We live in a magical world. If you don’t think so, just look around you; look at the intricacies of a spider’s web (Her mother dies giving birth to her – so how does she know how to create that? Where do the designs come from?) Look at the glory of a sunrise; at the intimate dance of sunlight and shadow across the surface of a pond; at the delicate ecological balance of life taking place just beneath the surface of that water.
Truly, mysteries abound. The secrets of fierce nuclear fusion that give birth to the life-giving warmth of our sun, the cycling of our stars and the complex combination of interlocking chemical and biological systems that make up the human body.
But probably one of the most amazingly mysterious and magical concepts is the fact that each of these mysteries; each of these intricate layers of creation is connected to everything else around it. Like the spider dancing across the strings of her web; we too are connected to everything around us. We share our energy with that spider. We dance to the sinuous music of the wind in the trees and in our hearts burns the same fierce brightness that fuels the sun itself.
You don’t believe me? Go out into your yard before dawn some morning; go out in your bare feet and feel the dew on the grass beneath your toes; close your eyes and let the silence soak into your skin; feel the stirring of the wind; feel the power of the earth soaking into the soles of your feet. Listen as the birds begin to welcome the first rays of sunlight; then open your eyes and watch as morning breaks and then tell me that you are not connected to everything around you.
It’s just that sometimes there is so much to take in. Sometimes it is too much to take in. Sometimes it feels that if we try to take it all in our hearts will burst with the sheer beauty of it. In fact, chances are that the last time you truly took the time to let yourself connect to everything and everyone around you was when you were a child; when you could still comprehend the vastness and the mystery of it without needing to understand why.
No, for most of us there comes a time when our openness and willingness to accept our connection to everyone and everything becomes too much to bear. Usually this occurs when someone or something within our web lets us down; when we can no longer see the beauty of the connection because of the pain of disappointment and dashed hopes; when even trying to see this connection hurts us too much and we withdraw to a safer, less vibrant level of reality where it won’t hurt so bad because we are no longer as open to life.
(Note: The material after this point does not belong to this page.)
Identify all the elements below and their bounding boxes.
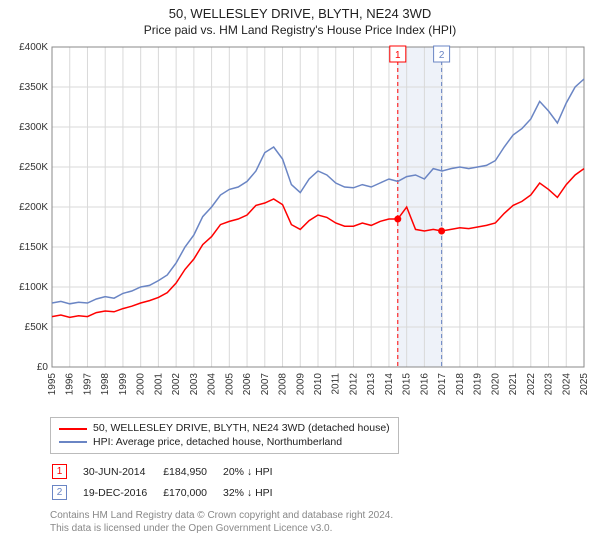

And it doesn’t end with our first step away from openness. Most of us spend our lives narrowing our connection. For most of us, our webs of connection to the world around us get smaller and smaller over the years; our connections fewer as people and circumstances fail to live up to our expectations. And instead of dealing with the pain we simply narrow our focus; spinning smaller and smaller webs until finally the last filaments of our once glorious web drift away in the evening breeze because of our neglect and we sit forlorn on the fencepost; alone and unconnected and waiting for the end. But it doesn’t have to be that way.
That talented spider with her delicately spun web does not let a little thing like a disappointment or discouragement –or even failed expectations keep her from maintaining her glorious web. She spins and spins and spins and spins again. And even when her web is broken by struggling insects; by gales of disappointment; by the careless actions of others; she quickly re-creates her web, continually opening herself back up – yes, to the pain and the disappointments – but also to the beauty and the wonder that caused her to choose that particular place to spin a web in to begin with.
So what is keeping you?
What is keeping you from re-spinning that web; those connections that you had in childhood; those connections that bound you with awe and reverence to the wonder and the mystery that surrounds you?
The only thing that is keeping you from once more opening yourself up to the joy and beauty that could be yours is your fear; the fear of disappointment; the fear pain; the fear that once your web has been torn apart you won’t have the strength to spin it out again.
Funny thing that, because the spider doesn’t even question whether or not she has the strength; she simply chooses to spin; stretching herself out to catch every subtle drop of beauty and possibility that is her birthright and accepting the pain as part of what it means to be alive.